“If you could be a mythological creature, what would you be?” Lisa asked Desmond. They looked at him, expectant. It was a game they played often, Lisa, Desmond, Cora and Jackson.
“A dragon,” replied Desmond, “I’d be a dragon.”
“You don’t act like a dragon,” said Cora, “I think you’d be a Centaur.”
Desmond shrugged; the recess bell rang. They gathered their things and went to class.
High school, college, work. Life flew by in a daze of ever mutating variables; Lisa, Desmond, Cora and Jackson the only constants.
“I knew you were a Centaur,” Cora whispered as Desmond pulled her out of the wrecked car.
Desmond should know what to do. He was the first responder, he had trained for this, but realizing this was Jackson’s car, with Cora and Lisa inside too, he doubted. This accident was different, the stakes higher than ever. Mistakes would cost Desmond, but his mind was addled, stymied by the fear of losing the people he loved most.

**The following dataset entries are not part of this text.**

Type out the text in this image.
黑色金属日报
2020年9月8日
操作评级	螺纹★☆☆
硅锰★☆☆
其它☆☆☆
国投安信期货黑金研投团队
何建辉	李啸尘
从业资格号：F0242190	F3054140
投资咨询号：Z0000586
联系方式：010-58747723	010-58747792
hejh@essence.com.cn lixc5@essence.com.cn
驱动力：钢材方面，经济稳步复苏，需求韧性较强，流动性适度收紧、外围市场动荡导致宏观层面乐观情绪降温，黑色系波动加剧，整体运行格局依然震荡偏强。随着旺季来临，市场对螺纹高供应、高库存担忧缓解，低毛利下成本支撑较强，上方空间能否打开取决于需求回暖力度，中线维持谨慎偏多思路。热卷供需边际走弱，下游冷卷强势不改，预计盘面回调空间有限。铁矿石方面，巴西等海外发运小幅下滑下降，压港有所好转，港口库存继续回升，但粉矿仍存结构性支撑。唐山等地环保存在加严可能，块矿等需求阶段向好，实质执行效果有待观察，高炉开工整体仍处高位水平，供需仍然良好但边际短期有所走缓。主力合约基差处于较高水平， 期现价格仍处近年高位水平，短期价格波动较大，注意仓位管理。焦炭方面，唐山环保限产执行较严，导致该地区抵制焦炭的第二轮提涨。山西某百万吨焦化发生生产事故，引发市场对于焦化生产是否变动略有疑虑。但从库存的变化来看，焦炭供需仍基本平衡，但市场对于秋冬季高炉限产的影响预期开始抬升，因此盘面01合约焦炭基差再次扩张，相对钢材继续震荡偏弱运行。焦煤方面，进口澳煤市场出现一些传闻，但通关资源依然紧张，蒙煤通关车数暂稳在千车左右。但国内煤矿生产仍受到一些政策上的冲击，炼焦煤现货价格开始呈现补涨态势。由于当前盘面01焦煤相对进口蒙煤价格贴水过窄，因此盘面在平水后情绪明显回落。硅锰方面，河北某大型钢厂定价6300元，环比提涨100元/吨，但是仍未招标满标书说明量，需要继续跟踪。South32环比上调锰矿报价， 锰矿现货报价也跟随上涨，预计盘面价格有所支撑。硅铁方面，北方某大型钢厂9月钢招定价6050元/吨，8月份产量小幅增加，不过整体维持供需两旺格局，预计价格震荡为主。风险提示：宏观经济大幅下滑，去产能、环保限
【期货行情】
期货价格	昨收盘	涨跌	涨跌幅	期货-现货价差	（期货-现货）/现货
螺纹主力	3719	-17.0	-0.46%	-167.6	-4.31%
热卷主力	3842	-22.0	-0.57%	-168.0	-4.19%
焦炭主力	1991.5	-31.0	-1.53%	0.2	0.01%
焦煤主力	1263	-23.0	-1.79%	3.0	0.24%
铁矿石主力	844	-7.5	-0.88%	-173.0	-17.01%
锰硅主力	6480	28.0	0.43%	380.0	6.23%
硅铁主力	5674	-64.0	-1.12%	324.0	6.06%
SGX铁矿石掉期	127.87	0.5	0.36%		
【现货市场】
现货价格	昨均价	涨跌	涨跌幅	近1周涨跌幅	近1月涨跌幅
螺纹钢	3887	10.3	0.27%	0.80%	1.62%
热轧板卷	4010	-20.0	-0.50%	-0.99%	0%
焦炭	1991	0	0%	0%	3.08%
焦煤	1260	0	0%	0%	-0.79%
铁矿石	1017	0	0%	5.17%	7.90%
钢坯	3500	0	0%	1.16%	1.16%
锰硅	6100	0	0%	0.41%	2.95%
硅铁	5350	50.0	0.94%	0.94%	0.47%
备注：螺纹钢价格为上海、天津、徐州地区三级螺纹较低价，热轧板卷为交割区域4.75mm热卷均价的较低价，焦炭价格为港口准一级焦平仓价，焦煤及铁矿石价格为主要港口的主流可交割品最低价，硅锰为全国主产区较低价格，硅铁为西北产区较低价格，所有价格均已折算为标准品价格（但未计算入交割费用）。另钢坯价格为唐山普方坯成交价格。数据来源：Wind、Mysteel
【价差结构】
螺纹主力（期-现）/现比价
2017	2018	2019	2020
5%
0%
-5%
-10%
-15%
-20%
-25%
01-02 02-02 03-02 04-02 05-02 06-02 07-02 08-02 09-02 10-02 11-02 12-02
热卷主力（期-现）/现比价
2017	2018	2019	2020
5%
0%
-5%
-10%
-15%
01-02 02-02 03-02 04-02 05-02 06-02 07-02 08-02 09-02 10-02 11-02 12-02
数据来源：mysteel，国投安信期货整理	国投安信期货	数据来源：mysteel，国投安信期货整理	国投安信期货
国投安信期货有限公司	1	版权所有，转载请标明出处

Cora’s words brought back a thousand school days, a thousand games, a thousand conversations. He had never understood what Cora had meant that day. A dragon would pull the shattered roof apart, and his friends would be free. What is being a centaur?
“You know what to do,” Cora squeezed his hand, “centaurs are brains and brawn. You know what to do.”
He looked into her eyes. She smiled. That faint smile brought back the years of training and experience. The knowledge flowed through him, like light floods an empty room and fills it.
Lisa, Desmond, Cora and Jackson; constant still.